Can you identify a 250 block just by the casting #'s?

Eric Rose

Famous Member
Hello all

The 200 that was in my '62 Falcon when I bought it took a dump on me several months ago. The rods are knocking and the headgasket is blown, probably more damage I I haven't even seen yet.

My uncle donated another six cylinder that has sat disassembled in his shop for at least 10 years. If I use this engine I will have a full rebuild done on it. I just don't know if its a 200 or a 250. I'll post the casting numbers when I get home. I just wrote down the casting numbers, I didn't think to count the bellhousing bolts or measure the deck height or anything. :roll:

I know that modifications are necessary to get the 250 motor mounts onto the early style framerails. I have never seen a roundbody with a 250 and I've been lurking here and on FordMuscle for a few months. So I'd like to know what frame mods I will need to do to get a 250 to clear under my hood. :)

I'm still dabating whether or not I want to go get a V8. I like the parts availibility for a V8... if I need a water pump or whatever, the parts store has it on the shelf. But I'm pretty sure I won't like the gas mileage, which is why I'm so torn between the six and the 8.

My car was swapped from a 3 on the tree to a C4 by a previous owner, so the trans won't be an issue (just need to get a beefier C4).

Also, has anybody used Classic Inlines' adapter for the big Holley/autolite 2 barrel? Does it clock the carb with the fuel bowl facing forward or to the side?

carbadaptBmed.jpg
 
8) if the water pump uses 4 bolts to hold it in place then you have the 250 block. also look at the bellhousing bolt pattern, if it is a 6 bolt pattern like the small block ford, then you have the 250. if a 3 bolt water pump, then you have one of the smaller sixes.
 
Is the 250 the better of the two motors? I don't see as many performance parts for the 250 as the 200, but it seems like with the better rod ratio that the 250 would be the best platform to start with. Does the extra weight of the 250 cancel out the extra power?

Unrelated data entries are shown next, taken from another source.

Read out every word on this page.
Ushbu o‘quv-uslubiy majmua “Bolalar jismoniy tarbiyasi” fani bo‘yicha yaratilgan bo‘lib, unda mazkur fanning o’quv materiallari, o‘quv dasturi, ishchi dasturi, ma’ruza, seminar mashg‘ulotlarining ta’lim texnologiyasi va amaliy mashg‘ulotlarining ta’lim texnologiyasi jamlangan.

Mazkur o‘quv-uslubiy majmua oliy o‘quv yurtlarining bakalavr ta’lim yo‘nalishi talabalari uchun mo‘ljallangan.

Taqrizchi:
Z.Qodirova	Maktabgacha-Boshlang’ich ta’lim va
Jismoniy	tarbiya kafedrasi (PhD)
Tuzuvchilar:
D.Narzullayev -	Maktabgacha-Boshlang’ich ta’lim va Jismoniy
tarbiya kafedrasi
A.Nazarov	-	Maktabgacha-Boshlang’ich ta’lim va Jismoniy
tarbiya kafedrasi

I read somewhere that it's best to use Maverick motor mounts, and that I will need to re-drill the frame for them. I am sure I will be able to get the Maverick frame mounts (I think this motor came from a Mav actually). Would drilling the frame for new mounts weaken it to the point where it needs to be reinforced?

Thanks for all the help... I'm hoping to get started with this project really soon. :banana: :D
 
Judging by pictures posted of the car and downtime to date, the easiest thing is to look for another 170 or 200, as suggested elsewhere.

Fitting a 250 is not so common, but it's been done enough times that there are established ways to make it work. However, until some basic considerations are taken care of (such as deck height) it can be a slug.

It's pretty uncommon for a 200 to fail really badly. I'd suspect the one presently in there is quite saveable, so it may be worth looking at while another motor is fited to keep the car moving. A project that isn't mobile stagnates very fast.
 
falconbearings007.jpg


falconbearings004.jpg


c9head004.jpg


c9head.jpg


erose999


I've been inside that engine one time before. I replaced those bearings (which were .std) with new std ones and also replaced the lifters, oil pump, the head gasket (head was milled flat) and repaired the oil pan, water neck etc.

About 200 miles into those repairs, the head gasket blew and the rod knock returned. :?

The fabrication required for the 250 swap doesn't scare me too badly... here's the crossmember I made for the transmission. We'll start with the "before" photo. as you can see, the stock bracket for the 3 speed is just wedged in by what used to be the metal support for the C-4's rubber mount::

erose999


newcrossmember.jpg


Mostly finished...
macawk005.jpg


Bad pic of the test fit. It's hard to get a good pic under the car. :lol:
macawk004.jpg


I finished the part and it worked great.

Oh, and the #'s from that block are:

D8DE (or D8LE) the third # was hard to read
6015
- CA

The numbers on this one were above the dipstick tube.